Perhaps most importantly, the is movie exists to entertain us. Thankfully, it isn't afraid to be silly and the incredibly corny humor still holds up today. Who can forget "Myth, myth" or the fork in the road or "Have you tried Hare Krishna?" or any number of stupid jokes which put a smile on your face? The songs by Paul Williams are fantastic and most anyone my age can sing at least a little bit of "Rainbow Connection" or "Moving Right Along". (I used to play the soundtrack over and over.) The coup de grace in the film comes with the cameos -- Richard Pryor, Steve Martin, Orson Welles, Milton Berle, Bob Hope, Mel Brooks -- just to name a few. It's truly fascinating to see the familiar faces which show up in every scene.
My parents aren't really "movie people", but one of my fondest memories is seeing The Muppet Movie in the theater and my mother's laughter over seeing Kermit riding a bicycle. This scenes shows how the sheer whimsy of The Muppets can reach most anyone in the audience. While it does have a subversive side to some of the humor, The Muppet Movie is never cynical and it's fun throughout. Here's to hoping that a new generation will discover and appreciate this movie.

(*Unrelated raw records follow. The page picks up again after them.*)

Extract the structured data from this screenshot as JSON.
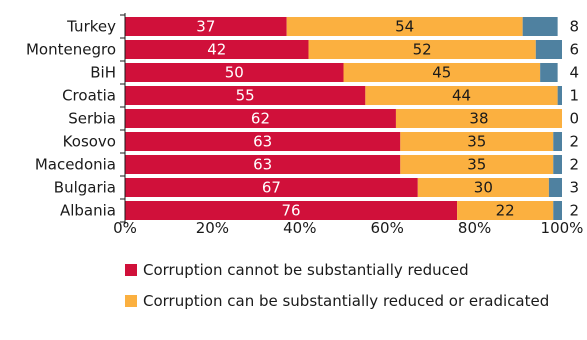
{
  "chart_data": {
    "type": "bar",
    "orientation": "horizontal",
    "stacked": true,
    "categories": [
      "Turkey",
      "Montenegro",
      "BiH",
      "Croatia",
      "Serbia",
      "Kosovo",
      "Macedonia",
      "Bulgaria",
      "Albania"
    ],
    "series": [
      {
        "name": "Corruption cannot be substantially reduced",
        "values": [
          37,
          42,
          50,
          55,
          62,
          63,
          63,
          67,
          76
        ],
        "color": "#d0103a",
        "label_color": "#ffffff"
      },
      {
        "name": "Corruption can be substantially reduced or eradicated",
        "values": [
          54,
          52,
          45,
          44,
          38,
          35,
          35,
          30,
          22
        ],
        "color": "#fbb040",
        "label_color": "#1a1a1a"
      },
      {
        "values": [
          8,
          6,
          4,
          1,
          0,
          2,
          2,
          3,
          2
        ],
        "color": "#4f81a0"
      }
    ],
    "xlim": [
      0,
      100
    ],
    "x_ticks": [
      "0%",
      "20%",
      "40%",
      "60%",
      "80%",
      "100%"
    ],
    "grid": false,
    "legend_position": "bottom"
  }
}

The Muppet Movie runs into Kermit and just keeps going on Blu-ray Disc courtesy of Walt Disney Studios Home Entertainment. The film has been letterboxed at 1.85:1 and the Disc contains an AVC 1080p HD transfer which runs at an average of 39 Mbps. The image is sharp, but the amount of grain here can't be ignored. In the daytime scenes, it looks as if everyone is surrounded by gnats. This movie has always looked soft and this transfer is no different, although the level of detail is the best that I've ever seen it. The colors look very good and the image is never overly dark or bright. The Disc carries a DTS-HD Master Audio 5.1 track which runs at 48 kHz and an average of 2.1 Mbps. The track provides clear dialogue and sound effects. The songs sound very good, as they have nice presence and come through in a crisp fashion. We get some moderate stereo effects with the crowd scenes and the action scenes. However, I didn't detect any notable surround or subwoofer effects.

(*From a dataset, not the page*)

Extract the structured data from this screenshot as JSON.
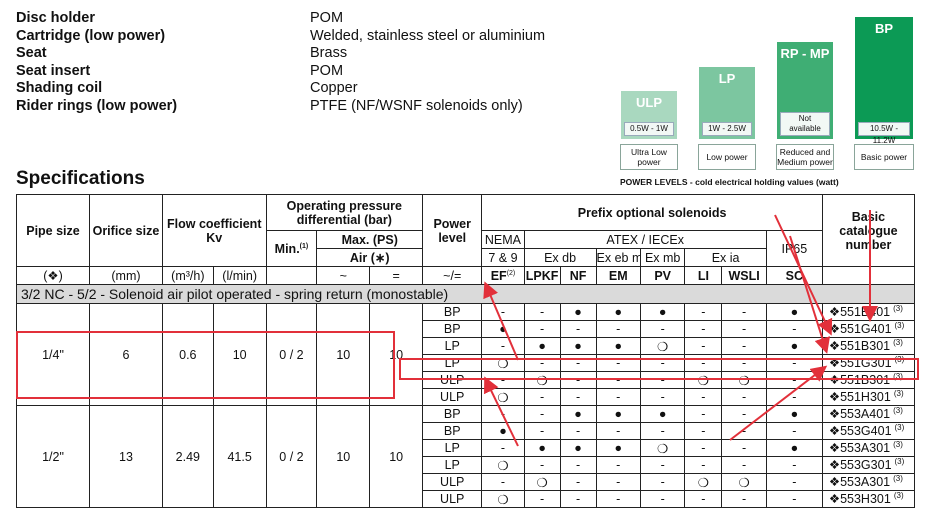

The Muppet Movie Blu-ray Disc contains an odd assortment of extras. "Frog-E-Oke Sing-Along" offers three songs from the film -- "Rainbow Connection", "Movin' Right Along" and "Can You Picture That" -- with karaoke-style lyrics. "Jim Frawley's Extended Camera Test" (18 minutes) offers early footage which shows experiments which capturing the Muppets on film. We watch Kermit, Fozzie, and Sweetums visit various locations. This would have been much better with some sort of commentary or introduction. "Doc Hopper's Commercial" (1 minute) shows us all of the promo ad glimpsed in the movie. The TEASER TRAILER and the THEATRICAL TRAILER are included here. "Pepe Profiles Present Kermit - A Frog's Life" (7 minutes) has the King Prawn telling us Kermit's life story.